It takes a second for Wonwoo to realize that he’d grabbed Mingyu’s wrist. He quickly pulls away. “Sorry.”

“I just need to check how much longer the dryer is going to run,” Mingyu explains, smiling as amiably as ever. “I will be back soon.”

When Mingyu disappears, Wonwoo holds Soojin close. Her breathing is shallow and unbothered.

“I’m not sure how much longer,” Wonwoo tells himself. “I wish I did.”

The lie is poorly executed, defaced by a truth Wonwoo doesn’t admit until now. In the back of his head, he knows how bad an idea it is to accept Mingyu’s show of vulnerability. They’ll be hurt. That is a given. After all, beauty in impermanence is never without sorrow after the passing; this is the nature of man and the empathy he is cursed with.

Wonwoo prides himself in his reticence and cultivated wit, in his ability to control the emotions he dispenses—no, the control is over how much he dispenses.
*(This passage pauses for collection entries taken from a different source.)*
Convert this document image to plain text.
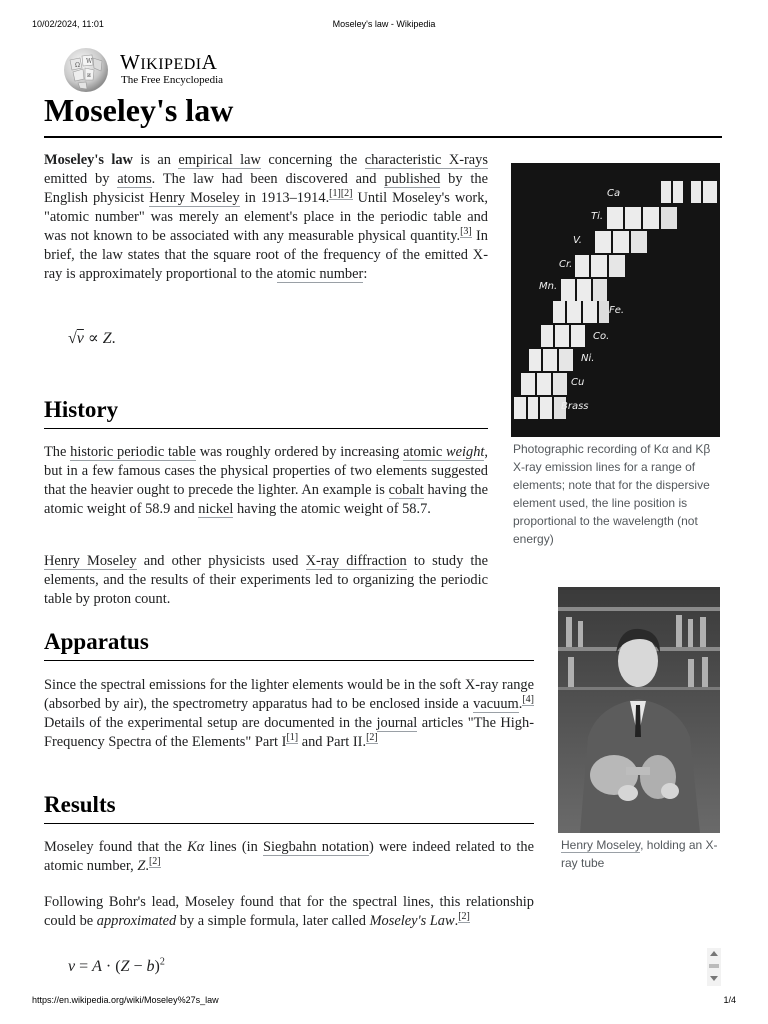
10/02/2024, 11:01	Moseley's law - Wikipedia
Ω
W
и
WIKIPEDIA
The Free Encyclopedia
Moseley's law

Moseley's law is an empirical law concerning the characteristic X-rays emitted by atoms. The law had been discovered and published by the English physicist Henry Moseley in 1913–1914.[1][2] Until Moseley's work, "atomic number" was merely an element's place in the periodic table and was not known to be associated with any measurable physical quantity.[3] In brief, the law states that the square root of the frequency of the emitted X-ray is approximately proportional to the atomic number:

√ν ∝ Z.
History

The historic periodic table was roughly ordered by increasing atomic weight, but in a few famous cases the physical properties of two elements suggested that the heavier ought to precede the lighter. An example is cobalt having the atomic weight of 58.9 and nickel having the atomic weight of 58.7.

Henry Moseley and other physicists used X-ray diffraction to study the elements, and the results of their experiments led to organizing the periodic table by proton count.

Apparatus

Since the spectral emissions for the lighter elements would be in the soft X-ray range (absorbed by air), the spectrometry apparatus had to be enclosed inside a vacuum.[4] Details of the experimental setup are documented in the journal articles "The High-Frequency Spectra of the Elements" Part I[1] and Part II.[2]

Results

Moseley found that the Kα lines (in Siegbahn notation) were indeed related to the atomic number, Z.[2]

Following Bohr's lead, Moseley found that for the spectral lines, this relationship could be approximated by a simple formula, later called Moseley's Law.[2]

$\nu = A \cdot (Z - b)^2$
Ca
Ti.
V.
Cr.
Mn.
Fe.
Co.
Ni.
Cu
Brass
Photographic recording of Kα and Kβ X-ray emission lines for a range of elements; note that for the dispersive element used, the line position is proportional to the wavelength (not energy)
Henry Moseley, holding an X-ray tube
https://en.wikipedia.org/wiki/Moseley%27s_law	1/4
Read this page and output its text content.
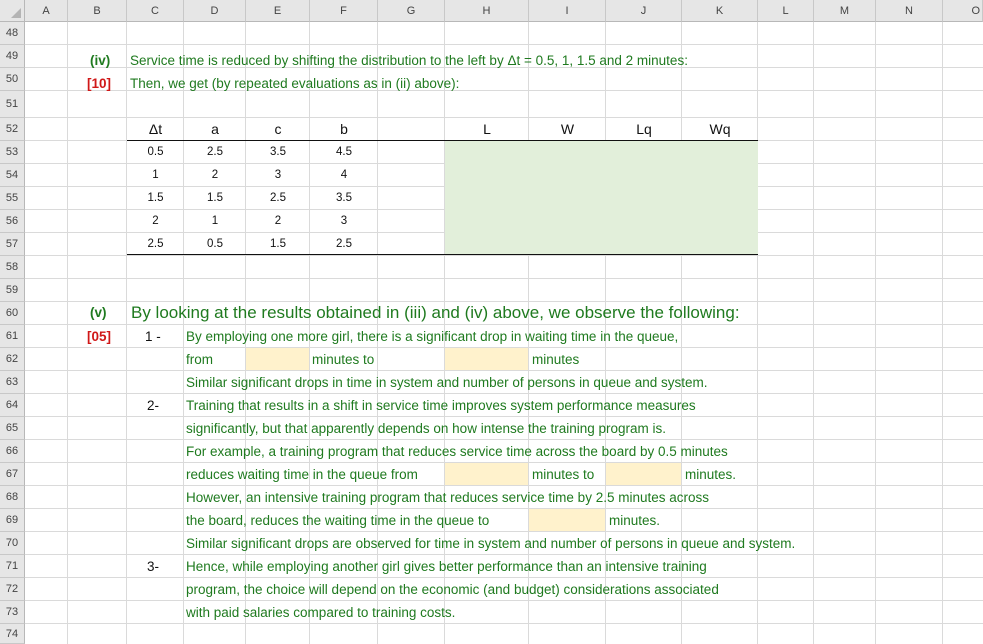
A	B	C	D	E	F	G	H	I	J	K	L	M	N	O
48
49
50
51
52
53
54
55
56
57
58
59
60
61
62
63
64
65
66
67
68
69
70
71
72
73
74
(iv) Service time is reduced by shifting the distribution to the left by Δt = 0.5, 1, 1.5 and 2 minutes:
[10] Then, we get (by repeated evaluations as in (ii) above):
Δt	a	c	b	L	W	Lq	Wq
0.5	2.5	3.5	4.5
1	2	3	4
1.5	1.5	2.5	3.5
2	1	2	3
2.5	0.5	1.5	2.5
(v) By looking at the results obtained in (iii) and (iv) above, we observe the following:
[05]	1 - By employing one more girl, there is a significant drop in waiting time in the queue,
from	minutes to	minutes
Similar significant drops in time in system and number of persons in queue and system.
2- Training that results in a shift in service time improves system performance measures
significantly, but that apparently depends on how intense the training program is.
For example, a training program that reduces service time across the board by 0.5 minutes
reduces waiting time in the queue from	minutes to	minutes.
However, an intensive training program that reduces service time by 2.5 minutes across
the board, reduces the waiting time in the queue to	minutes.
Similar significant drops are observed for time in system and number of persons in queue and system.
3- Hence, while employing another girl gives better performance than an intensive training
program, the choice will depend on the economic (and budget) considerations associated
with paid salaries compared to training costs.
The emotions themselves, well, are a testament to how fiercely cursed Wonwoo must be.

 

 

 

The day Wonwoo’s aunt arrives from her business trip to pick up Soojin, Mingyu asks he can stay in Wonwoo’s room from now on. Mingyu usually stays with Soojin, just in case she wakes up. But there is no Soojin now.

It is this night that Wonwoo and Mingyu have the following conversation:

“If you don’t need to sleep, then what do you do?”

“I wait.”

“For what?”

“For you to wake up."

"Really?"

"Or for Soojin to start crying.”

“Sounds tiring.”

“Sleeping is also waiting.”

“Yeah, but I’m unconscious.”

“I am unconscious, too, I suppose.”

“Then why do you always keep the lights on? Or play music when I’m away?”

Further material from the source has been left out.